By Sarah Meny-Gibert
ABSTRACT
Whilst most post-apartheid public schools in South Africa remain significantly underfunded, the education budget nevertheless provides a significant injection of jobs and public spending into the provinces–into rural provinces with small economies especially. Based on research in the Eastern Cape and Gauteng provinces, I show how a particular form of clientelist politics has taken root in the post-apartheid school education system–one locally organised around ‘promotional’ posts in schools, and disconnected from a clear state, party, or other organisational ‘centre’. Groups of locally organised unionists operate to secure preferential access to these posts, sometimes through the use or threat of violence, sometimes through collusion with district education officials, or with community members who might benefit from access to meagre school budgets.
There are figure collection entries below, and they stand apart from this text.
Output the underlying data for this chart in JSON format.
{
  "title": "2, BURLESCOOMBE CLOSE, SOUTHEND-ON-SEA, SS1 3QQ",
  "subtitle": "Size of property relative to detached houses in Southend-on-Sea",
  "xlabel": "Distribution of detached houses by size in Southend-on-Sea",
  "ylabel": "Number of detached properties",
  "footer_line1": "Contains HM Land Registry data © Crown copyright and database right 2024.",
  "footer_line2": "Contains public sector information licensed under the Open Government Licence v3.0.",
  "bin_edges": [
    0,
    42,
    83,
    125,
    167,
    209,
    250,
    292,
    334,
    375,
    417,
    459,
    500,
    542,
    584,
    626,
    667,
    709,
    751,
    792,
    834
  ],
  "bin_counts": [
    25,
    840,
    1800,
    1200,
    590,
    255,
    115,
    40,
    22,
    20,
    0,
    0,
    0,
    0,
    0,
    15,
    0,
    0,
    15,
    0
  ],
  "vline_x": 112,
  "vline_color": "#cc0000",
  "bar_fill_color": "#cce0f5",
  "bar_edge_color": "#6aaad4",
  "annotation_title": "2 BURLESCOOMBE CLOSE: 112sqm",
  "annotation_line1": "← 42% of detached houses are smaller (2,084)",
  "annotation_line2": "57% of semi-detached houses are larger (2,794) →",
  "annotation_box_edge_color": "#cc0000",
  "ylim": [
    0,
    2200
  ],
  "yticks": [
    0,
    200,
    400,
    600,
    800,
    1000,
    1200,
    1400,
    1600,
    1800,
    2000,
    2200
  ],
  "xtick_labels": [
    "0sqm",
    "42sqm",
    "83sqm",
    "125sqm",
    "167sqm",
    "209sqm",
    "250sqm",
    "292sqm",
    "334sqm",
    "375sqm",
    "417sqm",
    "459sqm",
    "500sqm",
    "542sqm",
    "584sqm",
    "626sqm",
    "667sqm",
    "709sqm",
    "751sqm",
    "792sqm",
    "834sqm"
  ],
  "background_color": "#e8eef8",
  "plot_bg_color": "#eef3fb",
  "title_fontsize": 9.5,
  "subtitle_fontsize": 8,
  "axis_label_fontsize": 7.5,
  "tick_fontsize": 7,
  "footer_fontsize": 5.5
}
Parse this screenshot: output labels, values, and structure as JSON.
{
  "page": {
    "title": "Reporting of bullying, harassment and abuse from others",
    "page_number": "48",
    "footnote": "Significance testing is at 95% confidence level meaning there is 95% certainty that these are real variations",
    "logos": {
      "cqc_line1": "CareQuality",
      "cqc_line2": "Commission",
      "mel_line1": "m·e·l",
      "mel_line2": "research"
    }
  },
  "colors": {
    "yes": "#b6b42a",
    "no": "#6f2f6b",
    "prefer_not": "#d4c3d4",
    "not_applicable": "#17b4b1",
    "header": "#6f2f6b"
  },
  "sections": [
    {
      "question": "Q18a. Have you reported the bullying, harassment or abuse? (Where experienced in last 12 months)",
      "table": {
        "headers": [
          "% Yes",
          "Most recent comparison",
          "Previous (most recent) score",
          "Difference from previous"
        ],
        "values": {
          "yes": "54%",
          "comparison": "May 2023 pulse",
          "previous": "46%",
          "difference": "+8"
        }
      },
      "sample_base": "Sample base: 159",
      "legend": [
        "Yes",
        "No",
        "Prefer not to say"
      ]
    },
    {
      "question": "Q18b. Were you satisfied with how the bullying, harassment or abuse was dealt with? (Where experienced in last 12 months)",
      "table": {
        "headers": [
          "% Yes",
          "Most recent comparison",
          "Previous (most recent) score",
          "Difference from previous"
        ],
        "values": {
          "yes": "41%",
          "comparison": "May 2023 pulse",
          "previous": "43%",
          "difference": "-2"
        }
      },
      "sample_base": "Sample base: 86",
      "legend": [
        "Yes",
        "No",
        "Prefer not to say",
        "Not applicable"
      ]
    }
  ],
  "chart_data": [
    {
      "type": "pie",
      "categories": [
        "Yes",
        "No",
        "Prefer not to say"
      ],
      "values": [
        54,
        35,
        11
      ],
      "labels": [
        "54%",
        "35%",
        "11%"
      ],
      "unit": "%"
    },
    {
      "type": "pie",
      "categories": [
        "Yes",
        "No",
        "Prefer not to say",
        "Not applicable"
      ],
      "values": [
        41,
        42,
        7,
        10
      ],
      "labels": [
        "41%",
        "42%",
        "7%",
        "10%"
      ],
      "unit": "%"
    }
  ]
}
Attempts by residents to secure livelihood strategies in the context of poverty intersect with local strategies of upward mobility on the part of ordinary teachers, and in turn connect loosely, via patterns of ‘mutual accommodation’ with strategies of elite accumulation amongst senior politicians, administrators, and union leaders. In the case of the education sectors in the Eastern Cape and Gauteng provinces at least, on which this article focuses, this constitutes a fragmented yet interlocking system of unstable governance. In this sense, I suggest that there is much in the dynamics of education governance that offers insight into wider patterns of state-society relations around the local state in South Africa.